The image portrays a platoon of French soldiers (or ‘poilus’) marching towards the front, a scene the artist would have encountered many times while on service as a Red Cross ambulanceman in France and Belgium in the early years of the war, before being invalided out.

Nevinson was hugely influenced by Wyndham Lewis’ Vorticist manifesto, as well as the bellicose ideas promoted by Filippo Tomasso Marinetti, the Italian leader of the Futurist movement. Both men he counted as friends, though he fell out with Lewis.  ‘Our Futurist technique is the only possible medium to express the crudeness, violence and brutality seen and felt on the present battlefields of Europe,’ he continued, in the same Express interview. ‘Modern art needs not beauty, or restraint, but vitality’.

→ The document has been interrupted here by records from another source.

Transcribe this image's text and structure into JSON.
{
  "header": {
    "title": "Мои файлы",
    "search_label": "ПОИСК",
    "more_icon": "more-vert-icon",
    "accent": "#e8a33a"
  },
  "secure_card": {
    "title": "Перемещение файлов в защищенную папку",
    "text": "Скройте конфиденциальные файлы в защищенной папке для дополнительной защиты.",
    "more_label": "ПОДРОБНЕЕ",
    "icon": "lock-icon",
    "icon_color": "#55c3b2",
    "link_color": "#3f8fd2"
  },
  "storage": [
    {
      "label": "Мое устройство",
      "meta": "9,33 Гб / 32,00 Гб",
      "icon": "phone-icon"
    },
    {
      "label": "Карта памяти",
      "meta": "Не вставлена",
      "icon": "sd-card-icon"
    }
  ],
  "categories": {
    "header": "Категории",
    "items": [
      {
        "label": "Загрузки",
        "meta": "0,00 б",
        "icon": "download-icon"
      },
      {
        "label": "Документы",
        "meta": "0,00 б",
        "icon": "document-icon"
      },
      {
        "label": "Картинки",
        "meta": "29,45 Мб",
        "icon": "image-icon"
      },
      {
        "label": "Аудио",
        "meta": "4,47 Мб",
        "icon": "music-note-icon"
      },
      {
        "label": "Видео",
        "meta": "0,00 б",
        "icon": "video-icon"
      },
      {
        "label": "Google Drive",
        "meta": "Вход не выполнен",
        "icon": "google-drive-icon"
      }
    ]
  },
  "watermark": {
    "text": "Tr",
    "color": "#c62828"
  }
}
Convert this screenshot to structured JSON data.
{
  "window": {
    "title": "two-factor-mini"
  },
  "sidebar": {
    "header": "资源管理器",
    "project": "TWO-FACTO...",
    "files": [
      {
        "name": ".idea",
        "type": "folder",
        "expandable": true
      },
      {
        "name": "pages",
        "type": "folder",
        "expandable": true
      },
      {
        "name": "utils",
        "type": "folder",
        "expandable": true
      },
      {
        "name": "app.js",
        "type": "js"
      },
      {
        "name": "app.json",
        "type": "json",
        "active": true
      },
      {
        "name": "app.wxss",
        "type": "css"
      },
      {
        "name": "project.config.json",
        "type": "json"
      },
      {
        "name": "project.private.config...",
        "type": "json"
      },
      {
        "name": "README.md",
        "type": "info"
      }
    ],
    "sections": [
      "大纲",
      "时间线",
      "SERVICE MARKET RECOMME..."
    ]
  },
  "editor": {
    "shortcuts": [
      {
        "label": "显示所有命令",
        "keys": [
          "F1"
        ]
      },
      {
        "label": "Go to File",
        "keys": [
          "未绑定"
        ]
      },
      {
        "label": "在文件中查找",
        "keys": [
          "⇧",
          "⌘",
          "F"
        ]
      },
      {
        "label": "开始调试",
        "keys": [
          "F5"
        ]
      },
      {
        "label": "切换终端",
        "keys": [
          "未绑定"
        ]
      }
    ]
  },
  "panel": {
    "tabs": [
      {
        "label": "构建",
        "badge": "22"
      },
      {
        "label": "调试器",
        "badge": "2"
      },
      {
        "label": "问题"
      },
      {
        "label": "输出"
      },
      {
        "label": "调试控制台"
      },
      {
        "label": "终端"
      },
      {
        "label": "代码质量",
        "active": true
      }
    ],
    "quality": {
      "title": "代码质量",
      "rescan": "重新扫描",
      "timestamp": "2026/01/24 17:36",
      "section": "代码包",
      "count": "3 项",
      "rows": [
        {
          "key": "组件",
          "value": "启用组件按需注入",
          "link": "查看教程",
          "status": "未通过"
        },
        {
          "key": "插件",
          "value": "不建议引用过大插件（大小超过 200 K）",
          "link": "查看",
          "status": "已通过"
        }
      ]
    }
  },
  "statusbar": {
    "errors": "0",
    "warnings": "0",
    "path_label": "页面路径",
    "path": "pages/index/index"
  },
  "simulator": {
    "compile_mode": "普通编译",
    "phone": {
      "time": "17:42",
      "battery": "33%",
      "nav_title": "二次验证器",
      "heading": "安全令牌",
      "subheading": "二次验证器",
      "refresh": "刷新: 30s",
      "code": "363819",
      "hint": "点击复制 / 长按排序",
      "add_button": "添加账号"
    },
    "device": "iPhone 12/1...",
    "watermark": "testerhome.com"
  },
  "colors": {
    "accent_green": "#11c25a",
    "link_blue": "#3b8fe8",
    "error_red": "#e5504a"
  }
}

The patriotic determination of the platoon is heightened by the closely scored lines etched into the work; the swooshing momentum of their lower torsos converts the group of individuals into a single unit driven by seemingly mechanical force towards the battlefield. Interestingly, some sense of humanity is maintained by the detailed faces of several of the soldiers. 

This print is among several by Nevinson that will be displayed by Osborne Samuel (among other works) at the 37th edition of the London Original Print Fair, at Somerset House, May 26-29.